Sus arrebatos de llanto eran una de las constantes de mi infancia. El perro tenía una astilla en la pata, ella no entendía el subjuntivo, una amiga suya del colegio conocía a alguien cuya tía había resultado ligeramente herida en un accidente de circulación, el índice de precios subía… cualquier cosa la hacía estallar. A pesar de todo levantaba el ánimo verla desgañitarse llorando, era una manera ruidosa de sentirse mejor. Una vez, cometí el error de preguntarle qué creía que sucedía después de la muerte. Me miró con esa mirada de ayúdame, suplicante y lloriqueante, que ponía a veces. No le di tiempo a abandonar la habitación. Yo mismo salí corriendo.
La vida a los dieciséis estaba estupendamente delimitada y equilibrada.
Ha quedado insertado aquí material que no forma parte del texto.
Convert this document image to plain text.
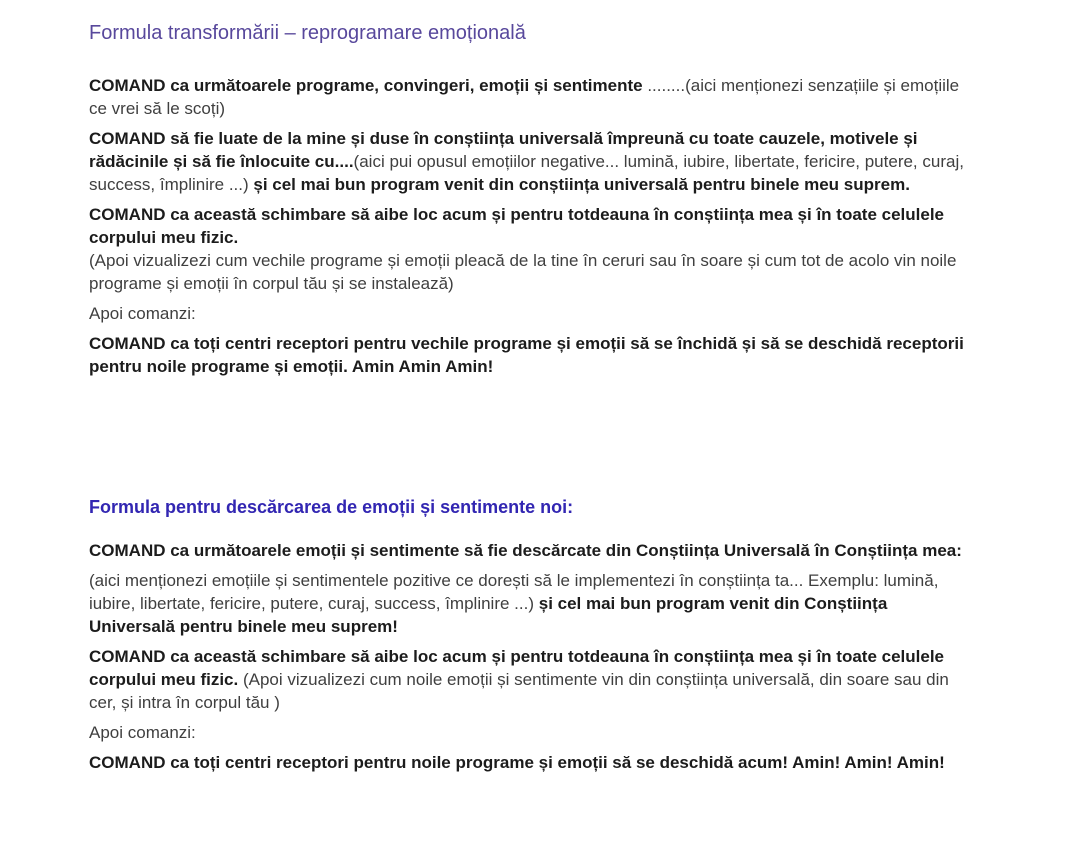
Formula transformării – reprogramare emoțională

COMAND ca următoarele programe, convingeri, emoții și sentimente ........(aici menționezi senzațiile și emoțiile ce vrei să le scoți)

COMAND să fie luate de la mine și duse în conștiința universală împreună cu toate cauzele, motivele și rădăcinile și să fie înlocuite cu....(aici pui opusul emoțiilor negative... lumină, iubire, libertate, fericire, putere, curaj, success, împlinire ...) și cel mai bun program venit din conștiința universală pentru binele meu suprem.

COMAND ca această schimbare să aibe loc acum și pentru totdeauna în conștiința mea și în toate celulele corpului meu fizic.
(Apoi vizualizezi cum vechile programe și emoții pleacă de la tine în ceruri sau în soare și cum tot de acolo vin noile programe și emoții în corpul tău și se instalează)

Apoi comanzi:

COMAND ca toți centri receptori pentru vechile programe și emoții să se închidă și să se deschidă receptorii pentru noile programe și emoții. Amin Amin Amin!

Formula pentru descărcarea de emoții și sentimente noi:

COMAND ca următoarele emoții și sentimente să fie descărcate din Conștiința Universală în Conștiința mea:

(aici menționezi emoțiile și sentimentele pozitive ce dorești să le implementezi în conștiința ta... Exemplu: lumină, iubire, libertate, fericire, putere, curaj, success, împlinire ...) și cel mai bun program venit din Conștiința Universală pentru binele meu suprem!

COMAND ca această schimbare să aibe loc acum și pentru totdeauna în conștiința mea și în toate celulele corpului meu fizic. (Apoi vizualizezi cum noile emoții și sentimente vin din conștiința universală, din soare sau din cer, și intra în corpul tău )

Apoi comanzi:

COMAND ca toți centri receptori pentru noile programe și emoții să se deschidă acum! Amin! Amin! Amin!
Por un lado, la obligación del colegio, aborrecida y disfrutada. Por otro, la obligación del hogar, también aborrecida y disfrutada. Aparte de esto, había algo vago y maravilloso como el Paraíso celestial: la Vida con mayúscula. A veces sucedían cosas -como las vacaciones- que parecían anticipar la vida aunque, al final, siempre resultaban ser parte de lo que contaba como hogar.
Pero existía un punto de equilibrio en la oscilación entre casa y colegio. El viaje. Una hora y cuarto para ir y una hora y cuarto para volver. Una metamorfosis dos veces al día. En un sitio solías dar la impresión de ser limpio, aseado, trabajador, conservador, responsablemente inquisitivo, partidario de una justa división de la vida entre juegos y trabajo, y de no preocuparte por el sexo ni estar enfermizamente interesado por el arte: el orgullo -aunque, en general, no tanto como la alegría- de tus padres. En otro, salías del vagón como un golfo, arrastrando los zapatos, con la corbata de lado, mordiéndote neuróticamente las uñas, las manos diestras en la masturbación, la cartera por delante para ocultar una erección en receso, gritando merde y maricón y cojones y coñazo, perezoso pero con una sonrisa afectada y confidente, zalamero y solapado, desdeñoso con la autoridad, loco por el arte, emocionalmente homosexual por falta de elección y obsesionado con la idea de los campos nudistas.